Could you create an issue on GitHub with your explanation, please, so that the code owners could take a look at it?

dleemiller · October 3, 2022, 4:08pm

I’ve opened an issue here:

github.com/pytorch/pytorch

TransformerEncoder src_key_padding_mask does not work in eval()

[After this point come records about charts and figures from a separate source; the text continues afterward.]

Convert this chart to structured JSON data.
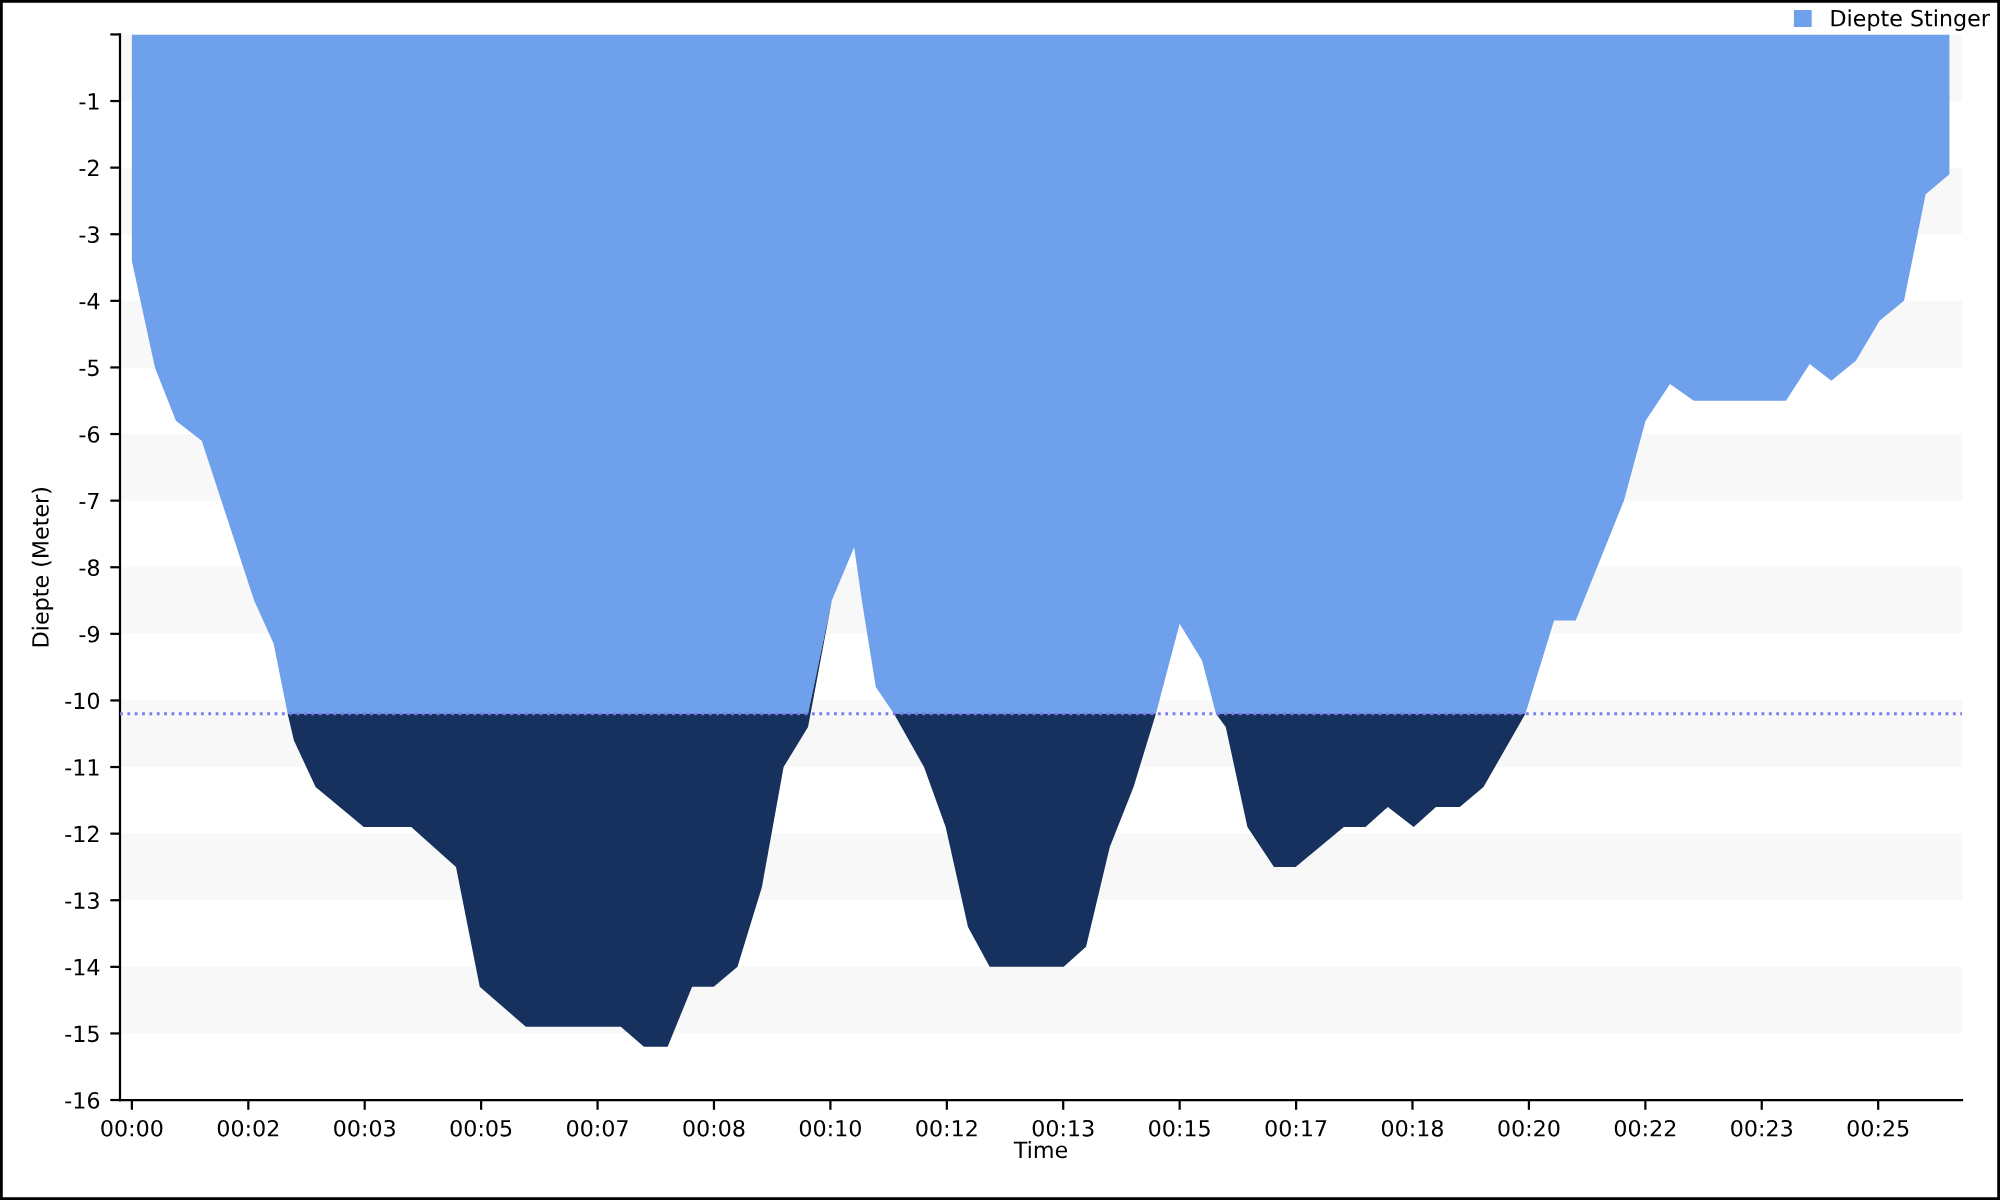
{
  "chart_data": {
    "type": "area",
    "stacked": true,
    "xlabel": "Time",
    "ylabel": "Diepte (Meter)",
    "x": [
      0,
      0.33,
      0.63,
      1.0,
      1.75,
      2.03,
      2.23,
      2.32,
      2.63,
      3.32,
      4.0,
      4.64,
      4.98,
      5.64,
      7.0,
      7.33,
      7.67,
      8.02,
      8.33,
      8.67,
      9.02,
      9.33,
      9.68,
      10.02,
      10.34,
      10.45,
      10.65,
      10.91,
      11.34,
      11.65,
      11.97,
      12.28,
      13.34,
      13.66,
      14.0,
      14.34,
      14.66,
      15.0,
      15.32,
      15.52,
      15.66,
      15.97,
      16.35,
      16.66,
      17.35,
      17.66,
      17.98,
      18.35,
      18.67,
      19.01,
      19.35,
      19.95,
      20.36,
      20.67,
      21.36,
      21.67,
      22.02,
      22.36,
      23.68,
      24.02,
      24.33,
      24.68,
      25.02,
      25.37,
      25.68,
      26.02
    ],
    "series": [
      {
        "name": "Diepte Stinger",
        "color": "#6fa0eb",
        "values": [
          -3.4,
          -5.0,
          -5.8,
          -6.1,
          -8.5,
          -9.15,
          -10.2,
          -10.2,
          -10.2,
          -10.2,
          -10.2,
          -10.2,
          -10.2,
          -10.2,
          -10.2,
          -10.2,
          -10.2,
          -10.2,
          -10.2,
          -10.2,
          -10.2,
          -10.2,
          -10.2,
          -8.5,
          -7.7,
          -8.5,
          -9.8,
          -10.2,
          -10.2,
          -10.2,
          -10.2,
          -10.2,
          -10.2,
          -10.2,
          -10.2,
          -10.2,
          -10.2,
          -8.85,
          -9.4,
          -10.2,
          -10.2,
          -10.2,
          -10.2,
          -10.2,
          -10.2,
          -10.2,
          -10.2,
          -10.2,
          -10.2,
          -10.2,
          -10.2,
          -10.2,
          -8.8,
          -8.8,
          -7.0,
          -5.8,
          -5.25,
          -5.5,
          -5.5,
          -4.95,
          -5.2,
          -4.9,
          -4.3,
          -4.0,
          -2.4,
          -2.1
        ]
      },
      {
        "color": "#17315e",
        "values": [
          0,
          0,
          0,
          0,
          0,
          0,
          0,
          -0.4,
          -1.1,
          -1.7,
          -1.7,
          -2.3,
          -4.1,
          -4.7,
          -4.7,
          -5.0,
          -5.0,
          -4.1,
          -4.1,
          -3.8,
          -2.6,
          -0.8,
          -0.2,
          0,
          0,
          0,
          0,
          0,
          -0.8,
          -1.7,
          -3.2,
          -3.8,
          -3.8,
          -3.5,
          -2.0,
          -1.1,
          0,
          0,
          0,
          0,
          -0.2,
          -1.7,
          -2.3,
          -2.3,
          -1.7,
          -1.7,
          -1.4,
          -1.7,
          -1.4,
          -1.4,
          -1.1,
          0,
          0,
          0,
          0,
          0,
          0,
          0,
          0,
          0,
          0,
          0,
          0,
          0,
          0,
          0
        ]
      }
    ],
    "xlim": [
      -0.17,
      26.2
    ],
    "xticks": [
      {
        "value": 0,
        "label": "00:00"
      },
      {
        "value": 1.667,
        "label": "00:02"
      },
      {
        "value": 3.333,
        "label": "00:03"
      },
      {
        "value": 5,
        "label": "00:05"
      },
      {
        "value": 6.667,
        "label": "00:07"
      },
      {
        "value": 8.333,
        "label": "00:08"
      },
      {
        "value": 10,
        "label": "00:10"
      },
      {
        "value": 11.667,
        "label": "00:12"
      },
      {
        "value": 13.333,
        "label": "00:13"
      },
      {
        "value": 15,
        "label": "00:15"
      },
      {
        "value": 16.667,
        "label": "00:17"
      },
      {
        "value": 18.333,
        "label": "00:18"
      },
      {
        "value": 20,
        "label": "00:20"
      },
      {
        "value": 21.667,
        "label": "00:22"
      },
      {
        "value": 23.333,
        "label": "00:23"
      },
      {
        "value": 25,
        "label": "00:25"
      }
    ],
    "ylim": [
      -16,
      0
    ],
    "yticks": [
      -16,
      -15,
      -14,
      -13,
      -12,
      -11,
      -10,
      -9,
      -8,
      -7,
      -6,
      -5,
      -4,
      -3,
      -2,
      -1,
      {
        "value": 0,
        "label": null
      }
    ],
    "ref_lines": [
      {
        "axis": "y",
        "value": -10.2,
        "color": "#7b7bef",
        "line_style": "dotted"
      }
    ],
    "bands": [
      {
        "axis": "y",
        "from": -15,
        "to": -14,
        "color": "#f8f8f8"
      },
      {
        "axis": "y",
        "from": -13,
        "to": -12,
        "color": "#f8f8f8"
      },
      {
        "axis": "y",
        "from": -11,
        "to": -10,
        "color": "#f8f8f8"
      },
      {
        "axis": "y",
        "from": -9,
        "to": -8,
        "color": "#f8f8f8"
      },
      {
        "axis": "y",
        "from": -7,
        "to": -6,
        "color": "#f8f8f8"
      },
      {
        "axis": "y",
        "from": -5,
        "to": -4,
        "color": "#f8f8f8"
      },
      {
        "axis": "y",
        "from": -3,
        "to": -2,
        "color": "#f8f8f8"
      },
      {
        "axis": "y",
        "from": -1,
        "to": 0,
        "color": "#f8f8f8"
      }
    ],
    "legend": "top right"
  }
}
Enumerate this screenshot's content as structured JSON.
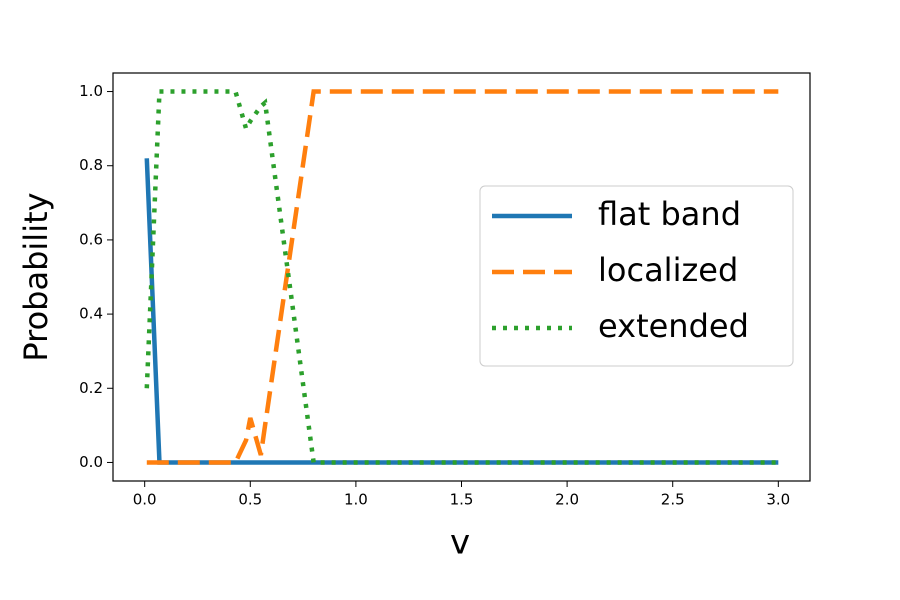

opened 03:46PM - 03 Oct 22 UTC

AdventLee

### 🐛 Describe the bug Described here: https://discuss.pytorch.org/t/model-eval…-predicts-all-the-same-or-nearly-same-outputs/155025/12 Starting with version 1.12, TransformerEncoder uses two different code paths, which perform differently between training and evaluation mode. In training, the `why_not_sparsity_fast_path` will be set, and the sparsity fast path will not be used. During eval(), if using a `src_key_padding_mask`, output will be modified: https://github.com/pytorch/pytorch/blob/b04b2fa9aa52cacbdc9aaaf477d55b0af845ce81/torch/nn/modules/transformer.py#L271 ``` if (not why_not_sparsity_fast_path) and (src_key_padding_mask is not None): convert_to_nested = True output = torch._nested_tensor_from_mask(output, src_key_padding_mask.logical_not(), mask_check=False) src_key_padding_mask_for_layers = None ``` The output is usually some constant value. It seems like their might be some misalignment with the expected `src_key_padding_mask` and the `logical_not()` operation. Perhaps the mask inversion should not be performed. ### Versions Python version: 3.8.13 (default, Mar 28 2022, 06:59:08) [MSC v.1916 64 bit (AMD64)] (64-bit runtime) Python platform: Windows-10-10.0.22621-SP0 Is CUDA available: True CUDA runtime version: 11.6.124 GPU models and configuration: GPU 0: NVIDIA GeForce RTX 3090 Nvidia driver version: 516.94 cuDNN version: Could not collect HIP runtime version: N/A MIOpen runtime version: N/A Is XNNPACK available: True Versions of relevant libraries: [pip3] efficientnet-pytorch==0.7.1 [pip3] mypy-extensions==0.4.3 [pip3] numpy==1.23.3 [pip3] segmentation-models-pytorch==0.3.0 [pip3] torch==1.12.1+cu116 [pip3] torchaudio==0.12.1+cu116 [pip3] torchmetrics==0.9.3 [pip3] torchvision==0.13.1+cu116 [conda] efficientnet-pytorch 0.7.1 pypi_0 pypi [conda] numpy 1.23.3 pypi_0 pypi [conda] segmentation-models-pytorch 0.3.0 pypi_0 pypi [conda] torch 1.12.1+cu116 pypi_0 pypi [conda] torchaudio 0.12.1+cu116 pypi_0 pypi [conda] torchmetrics 0.9.3 pypi_0 pypi [conda] torchvision 0.13.1+cu116 pypi_0 pypi

mikekgfb · October 4, 2022, 1:49pm

Thanks so much for opening a defect on this issue. We’re trying to recreate the problem, but we have not been able to create a test cases that produces incorrect results in the presence of src_key_padding_mask.Thus, I wanted to follow up in on Rui’s request for a repro for this issue at TransformerEncoder src_key_padding_mask does not work in eval() · Issue #86120 · pytorch/pytorch · GitHub

cc: @dleemiller

dleemiller · October 4, 2022, 9:46pm

I added a code snippet that I think narrows down the issue.

I think that if the src_key_padding_mask is supplied with a boolean mask, then it resolves this issue; however, using another type (long, float) appears to be problematic.

mikekgfb · October 5, 2022, 7:02am

This is super helpful. Thanks so much for narrowing this down, and providing a repro.